Clinical data and pain outcomes
Longitudinal data included the validated Oxford Hip Score (OHS)21,22 at baseline and 12 months post-surgery. The OHS assesses pain and hip function whereby 12 items are scored on a 0 to 4 Likert scale (0 = worst, 4 = best). The item scores are summed to a composite score of 0 to 48, with a higher score representing better hip function. The 12-month postoperative outcome was defined as the change in OHS between 12 months post-surgery and baseline (ΔOHS).

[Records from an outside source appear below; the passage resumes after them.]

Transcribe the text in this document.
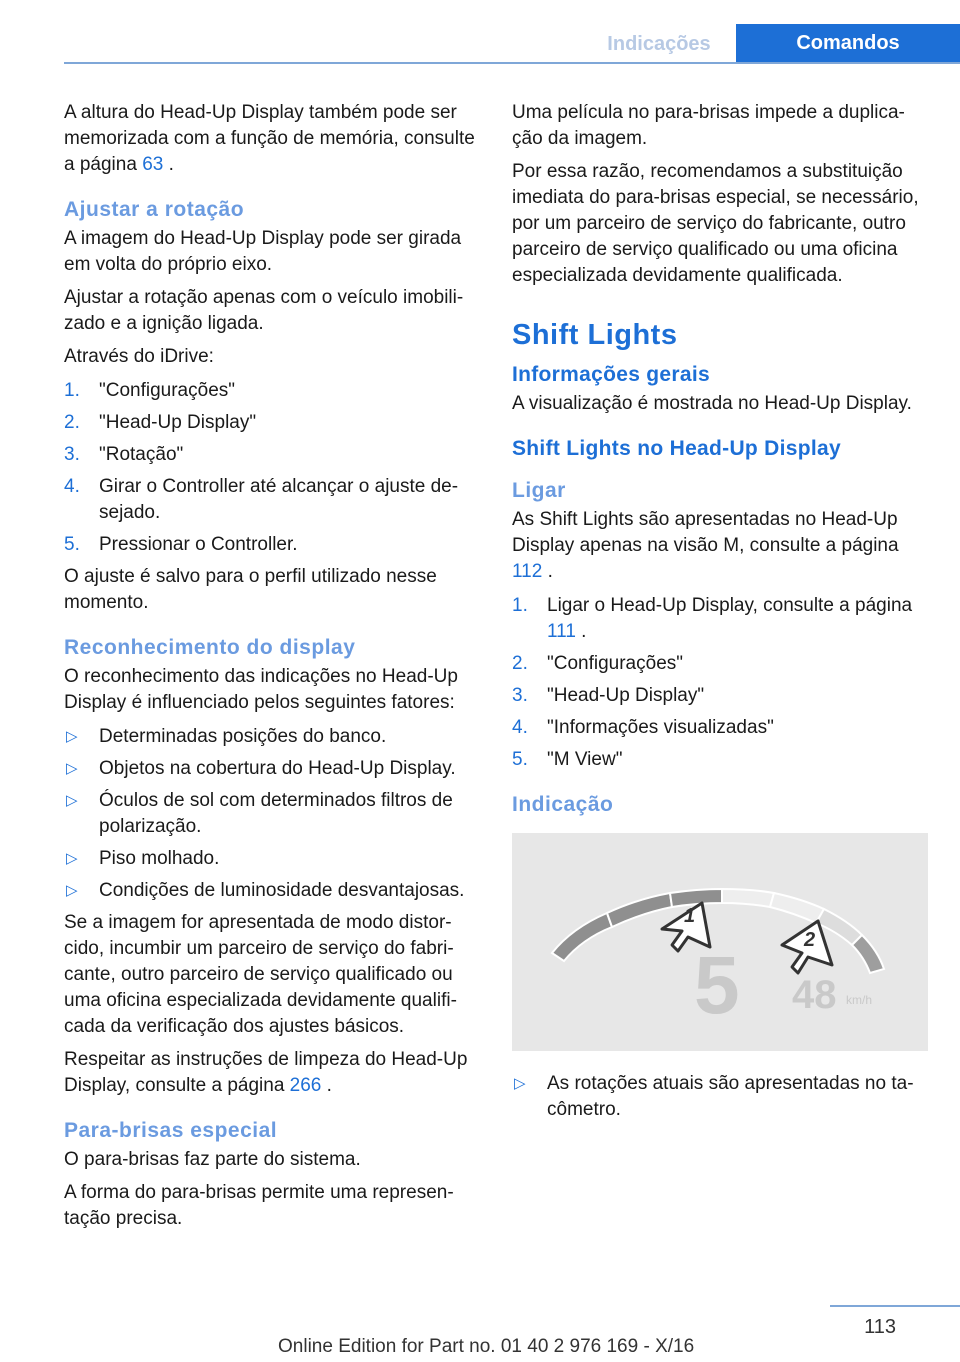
Indicações	Comandos

A altura do Head-Up Display também pode ser memorizada com a função de memória, consulte a página 63 .

Ajustar a rotação

A imagem do Head-Up Display pode ser girada em volta do próprio eixo.

Ajustar a rotação apenas com o veículo imobilizado e a ignição ligada.

Através do iDrive:

1. "Configurações"
2. "Head-Up Display"
3. "Rotação"
4. Girar o Controller até alcançar o ajuste desejado.
5. Pressionar o Controller.

O ajuste é salvo para o perfil utilizado nesse momento.

Reconhecimento do display

O reconhecimento das indicações no Head-Up Display é influenciado pelos seguintes fatores:

▷ Determinadas posições do banco.
▷ Objetos na cobertura do Head-Up Display.
▷ Óculos de sol com determinados filtros de polarização.
▷ Piso molhado.
▷ Condições de luminosidade desvantajosas.

Se a imagem for apresentada de modo distorcido, incumbir um parceiro de serviço do fabricante, outro parceiro de serviço qualificado ou uma oficina especializada devidamente qualificada da verificação dos ajustes básicos.

Respeitar as instruções de limpeza do Head-Up Display, consulte a página 266 .

Para-brisas especial

O para-brisas faz parte do sistema.

A forma do para-brisas permite uma representação precisa.

Uma película no para-brisas impede a duplicação da imagem.

Por essa razão, recomendamos a substituição imediata do para-brisas especial, se necessário, por um parceiro de serviço do fabricante, outro parceiro de serviço qualificado ou uma oficina especializada devidamente qualificada.

Shift Lights
Informações gerais

A visualização é mostrada no Head-Up Display.

Shift Lights no Head-Up Display
Ligar

As Shift Lights são apresentadas no Head-Up Display apenas na visão M, consulte a página 112 .

1. Ligar o Head-Up Display, consulte a página 111 .
2. "Configurações"
3. "Head-Up Display"
4. "Informações visualizadas"
5. "M View"
Indicação
1
2
5 48 km/h
▷ As rotações atuais são apresentadas no tacômetro.
113
Online Edition for Part no. 01 40 2 976 169 - X/16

Baseline data were collected via an online questionnaire within 24 hours before the operation and included biological sex, age, height, weight, and work situation. Furthermore, participants were asked to estimate their general physical activity into either primarily sedentary purposes, physical activity for at least four hours per week, active sports/heavy work, or competitive sports. Pain intensity was assessed using a numerical rating scale (NRS) ranging from 0 to 10, with 0 indicating “no pain” and 10 “worst pain imaginable".23 A total pain score was calculated as the sum score of the worst pain, average pain, and pain at rest during the last week. The pain sum score was used in the analysis. Pain-related interference on daily life at baseline was assessed using the Pain Disability Index (PDI),24 in which interference with different daily activities is scored on a zero- to ten-point Likert scale, with 0 indicating “no disability” and 10 “worst disability”. Only the five voluntary activity items from the PDI were collected, as previous psychometric analyses indicated that the obligatory activation subscale (self-care activities and life-support activities) has low internal reliability in this population.25 This created a total score of 0 to 50, with higher scores expressing higher levels of pain interference. Additionally, at baseline, OA severity was assessed visually by a consultant orthopaedic surgeon (CV) based on radiographs of the affected hip, using the Kellgren-Lawrence (KG) classification grading OA from 0 “no signs of OA” to 4 “severe OA”.26
Laboratory analysis
From the TNF superfamily, we quantified TNF and lymphotoxin α (LTα) levels, as well as the levels of the cognate receptors TNF Receptor 1 (TNFR1) and TNF Receptor 2 (TNFR2). From the interleukin (IL)-1 family, we quantified levels of IL-1α, IL-1β, and IL-1 receptor-antagonist (IL-1Ra), where the latter competes the two first for binding to the IL-1 receptor. We also quantified IL-6 levels, as well as levels of its signalling transducing receptor glycoprotein 130 (gp130) and the IL-6 receptor (IL-6R). Finally, we quantified IL-8 levels.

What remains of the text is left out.